The Slice: Cross the line, and you’ll enter a world of pain

By The Spokesman-Review
 

There is a chance peace talks will bog down.

Negotiations and diplomacy could fail.

And so, your neighborhood just might be the site of the Great Water Balloon War of 2013.

That leaves one question: If conflict breaks out, will you be ready?

You will if you follow The Slice’s 10 Simple Steps to Surviving a Water Balloon Battle this summer.

1. To avoid the dreaded self-dousing, do not overfill your balloons. Though it’s true that few things will amuse your fellow combatants more than having one go off, so to speak, while nestled against your chest.

2. Your throwing motion should be smooth and steady, not jerky. (See No. 1.)

3. Get close to your target. Hurling your balloon from long distance is a waste of ammo.
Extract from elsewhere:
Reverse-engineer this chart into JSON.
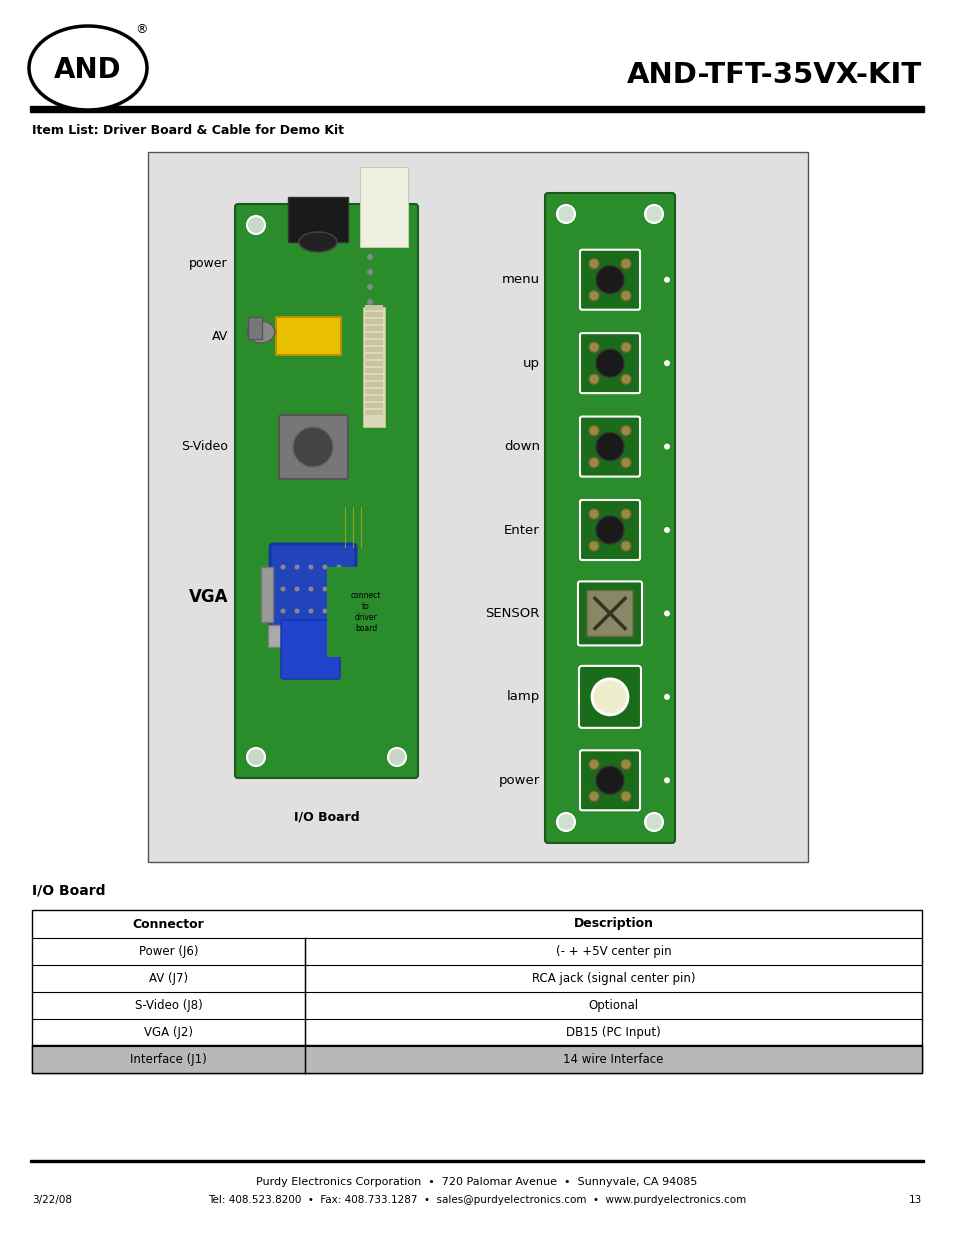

Yes, this means you will put yourself in close proximity to enemy fire. But if that unnerves you, just remember: A coward dies a thousand times; a hero just gets soaked.

4. Those narrating the conflict in real time should use the word “carnage” and refer to the military strategy of Gen. Erwin Rommel and to the Battle of Culloden.
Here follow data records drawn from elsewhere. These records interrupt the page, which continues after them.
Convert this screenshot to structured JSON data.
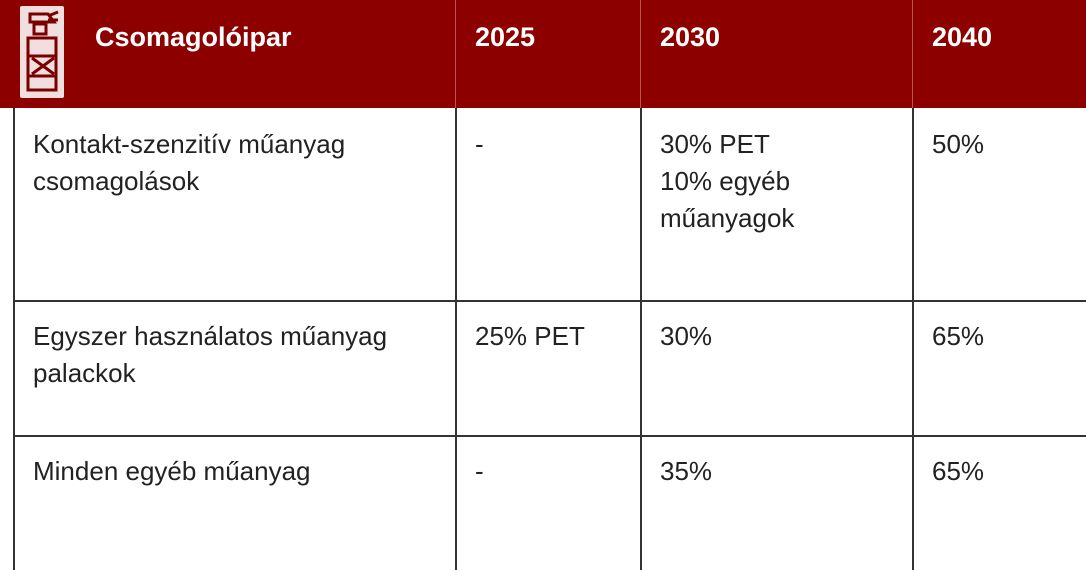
{
  "table": {
    "header": [
      "Csomagolóipar",
      "2025",
      "2030",
      "2040"
    ],
    "rows": [
      [
        "Kontakt-szenzitív műanyag csomagolások",
        "-",
        [
          "30% PET",
          "10% egyéb műanyagok"
        ],
        "50%"
      ],
      [
        "Egyszer használatos műanyag palackok",
        "25% PET",
        "30%",
        "65%"
      ],
      [
        "Minden egyéb műanyag",
        "-",
        "35%",
        "65%"
      ]
    ]
  }
}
5. Don’t aim for the face. The idea is to have giddy fun, not demonstrate that you are a loathsome individual.

6. Remember it’s not a wet T-shirt contest, at least not that kind of wet T-shirt contest.

7. Don’t stand directly under second-story windows for extended periods.

8. Remember that hungry dinosaur that sneaks up behind the hunter in “Jurassic Park”? Be like that velociraptor. And if you find yourself on the wrong side of such an encounter, have the grace to say “clever girl” before getting ballooned.

9. Remember how Walter in “The Big Lebowski” compared the war in Vietnam to bowling? Feel free to improvise on that.

10. Use balloons that actually break. Otherwise, you might as well have a salami fight.

Warm-up question: Which would be the best name for a new ice cream flavor? A) Spoberry. B) Shards o’ Stuff. C) Fructose ’n’ Fun. D) Disability Scam. E) Huck You. F) Funky Cold Medina. G) Marmot Fruit. H) Other.

Today’s Slice question: How much do you spend on golf balls in a year?